The well-being of Texas children is likely of great importance to their parents. Divorced parents typically want to maintain a strong relationship with their children. Many couples are able to agree on typically contentious issues such as child support and child custody through communication and compromise. However, prior to entering into an agreement for child support, it may help to understand some facts about it.
Family courts aim to establish child support that will be fair and provide for the child adequately. Although both parents are obliged to provide ongoing support, no child should be denied the lifestyle he or she was accustomed to before the divorce. In the new single-income household, child support from the absent parent may be essential to maintain the lifestyle. It is important for both parents to understand that child support belongs to the child.
In order to keep a proper record of all payments submitted, or withheld, child support payments are typically paid to the county’s probation department. This provides efficient accounting, and when the obligated parent fails to pay, the probation department will automatically bring the matter to the attention of the court. Hence, children need not be traumatized by parents fighting over child support.

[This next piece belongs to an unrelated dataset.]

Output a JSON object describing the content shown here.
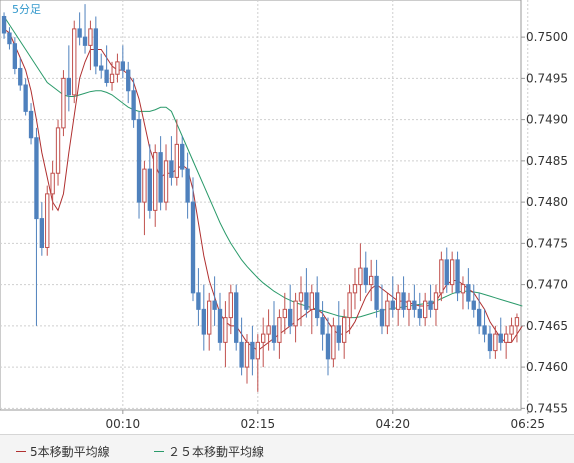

Unfortunately, there may be occasions when parents decide to handle child support payments personally. However, circumstances change, and more often than not, child support becomes a bargaining tool for more visitation or other demands. Custodial parents in Texas who are in a situation where child support is withheld may want to take legal action. There is guidance available to assist them in pursuing a claim in the family court and to thereby prevent a child from living in an unsatisfactory situation.